É bom pontuar que o grupo placebo recebeu educação alimentar e foi estimulado à prática de exercícios físicos, de forma muitas vezes melhor do que costuma ocorrer nos consultórios médicos.
Os efeitos da semaglutida na saúde cardiovascular
O fato intrigante foi que os benefícios cardiovasculares começaram a surgir menos de 6 meses após o início do estudo. Ou seja, antes mesmo de uma perda de peso expressiva.
Além disso, a análise estatística mostrou que pessoas com IMC menor do que 30 kg/m2 obtiveram as mesmas vantagens.
Durante o seguimento da pesquisa, houve em paralelo melhora da pressão arterial, colesterol, triglicérides e inflamação entre os que usaram semaglutida.
De olho no cardiometabolismo
Por tudo isso, o estudo SELECT é um marco não apenas científico. Ele é um instrumento a mais contra o estigma da obesidade, doença crônica e multifatorial, que pode trazer inúmeros malefícios.
Com os resultados, o manejo do ganho de peso deve passar a fazer ainda mais parte do dia-a-dia do médico cardiologista e do clínico geral (e não apenas do endocrinologista), pois agora temos evidências de que o uso de semaglutida 2.4mg semanal colabora na redução de riscos naqueles que já tiveram algum problema cardíaco prévio.
Não é à toa que cresce exponencialmente o conceito de cardiometabolismo.
Trata-se de uma área da medicina que interliga obesidade, diabetes, doenças cardiovasculares, gordura no fígado, pressão alta, colesterol e triglicérides alterados, apneia do sono, doença renal crônica etc.
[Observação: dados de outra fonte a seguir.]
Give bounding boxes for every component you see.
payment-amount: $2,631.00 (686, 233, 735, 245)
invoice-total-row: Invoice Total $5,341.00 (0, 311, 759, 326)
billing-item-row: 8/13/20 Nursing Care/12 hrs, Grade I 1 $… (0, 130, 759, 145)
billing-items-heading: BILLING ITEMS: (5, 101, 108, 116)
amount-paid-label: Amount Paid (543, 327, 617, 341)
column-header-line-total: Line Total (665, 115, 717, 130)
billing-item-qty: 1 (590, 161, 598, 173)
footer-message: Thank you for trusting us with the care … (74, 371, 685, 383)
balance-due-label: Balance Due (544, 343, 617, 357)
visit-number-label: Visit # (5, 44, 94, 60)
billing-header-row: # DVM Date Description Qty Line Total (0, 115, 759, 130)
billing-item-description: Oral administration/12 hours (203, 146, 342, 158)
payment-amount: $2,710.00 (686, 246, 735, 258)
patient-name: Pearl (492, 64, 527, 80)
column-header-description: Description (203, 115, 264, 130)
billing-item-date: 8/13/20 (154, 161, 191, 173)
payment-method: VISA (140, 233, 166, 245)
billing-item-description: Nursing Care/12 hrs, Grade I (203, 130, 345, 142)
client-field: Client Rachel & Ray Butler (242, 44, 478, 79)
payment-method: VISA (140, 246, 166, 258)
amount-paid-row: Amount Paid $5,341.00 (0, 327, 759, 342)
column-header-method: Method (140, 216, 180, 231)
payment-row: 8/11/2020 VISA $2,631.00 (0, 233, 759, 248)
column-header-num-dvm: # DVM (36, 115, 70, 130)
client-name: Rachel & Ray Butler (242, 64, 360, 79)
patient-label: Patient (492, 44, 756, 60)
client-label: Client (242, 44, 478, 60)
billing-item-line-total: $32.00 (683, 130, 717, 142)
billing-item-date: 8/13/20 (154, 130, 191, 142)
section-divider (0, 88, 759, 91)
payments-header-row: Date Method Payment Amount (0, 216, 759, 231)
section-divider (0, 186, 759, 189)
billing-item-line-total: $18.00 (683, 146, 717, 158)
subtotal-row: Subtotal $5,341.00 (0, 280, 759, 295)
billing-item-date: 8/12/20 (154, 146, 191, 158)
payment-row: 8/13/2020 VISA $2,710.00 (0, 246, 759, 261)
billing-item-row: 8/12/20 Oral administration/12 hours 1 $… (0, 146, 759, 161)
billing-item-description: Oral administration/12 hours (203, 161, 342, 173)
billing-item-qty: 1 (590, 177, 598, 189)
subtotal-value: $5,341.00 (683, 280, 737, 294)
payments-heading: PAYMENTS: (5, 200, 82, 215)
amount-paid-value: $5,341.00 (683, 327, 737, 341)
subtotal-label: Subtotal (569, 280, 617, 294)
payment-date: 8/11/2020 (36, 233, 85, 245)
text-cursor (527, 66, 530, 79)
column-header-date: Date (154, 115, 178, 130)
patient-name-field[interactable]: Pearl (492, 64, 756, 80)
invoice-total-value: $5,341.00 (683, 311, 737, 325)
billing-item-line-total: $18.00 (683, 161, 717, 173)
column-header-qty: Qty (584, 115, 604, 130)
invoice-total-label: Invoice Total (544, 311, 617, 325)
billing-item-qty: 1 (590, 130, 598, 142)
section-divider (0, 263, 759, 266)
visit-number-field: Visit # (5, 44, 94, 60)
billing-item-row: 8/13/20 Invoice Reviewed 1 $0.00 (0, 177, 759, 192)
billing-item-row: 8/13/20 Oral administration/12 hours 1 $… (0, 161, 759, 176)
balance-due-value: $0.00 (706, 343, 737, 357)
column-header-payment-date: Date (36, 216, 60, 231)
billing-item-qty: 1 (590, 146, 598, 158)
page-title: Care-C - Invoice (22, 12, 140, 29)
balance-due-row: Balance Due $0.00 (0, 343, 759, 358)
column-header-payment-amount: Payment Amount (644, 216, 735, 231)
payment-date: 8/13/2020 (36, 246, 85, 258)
Já há residências médicas e até congressos sobre este tema mundo afora e no Brasil.
Dúvidas a serem respondidas
Algumas questões persistem após este estudo.
Podemos extrapolar os achados do estudo SELECT para pessoas acima do peso que ainda não tiveram problemas cardíacos? Os efeitos se deveram à perda de peso ou a outras ações da molécula testada?
Por fim, os outros medicamentos antiobesidade com mecanismo de ação parecido, com potência até superior na redução de peso, como a tirzepatida, mostrarão tamanho benefício cardíaco?
Também precisamos entender melhor como se dará a chegada da semaglutida 2,4 mg ao país. Apesar de aprovada no Brasil, ainda não sabemos quando ela chegará nas farmácias e nem qual será o seu custo.
Na minha opinião, o grande desafio será o acesso a esta medicação e o engajamento ao seu uso no longo prazo, como acontece com qualquer doença crônica.
Enquanto isso, vamos celebrar a ciência e este novo marco da medicina moderna.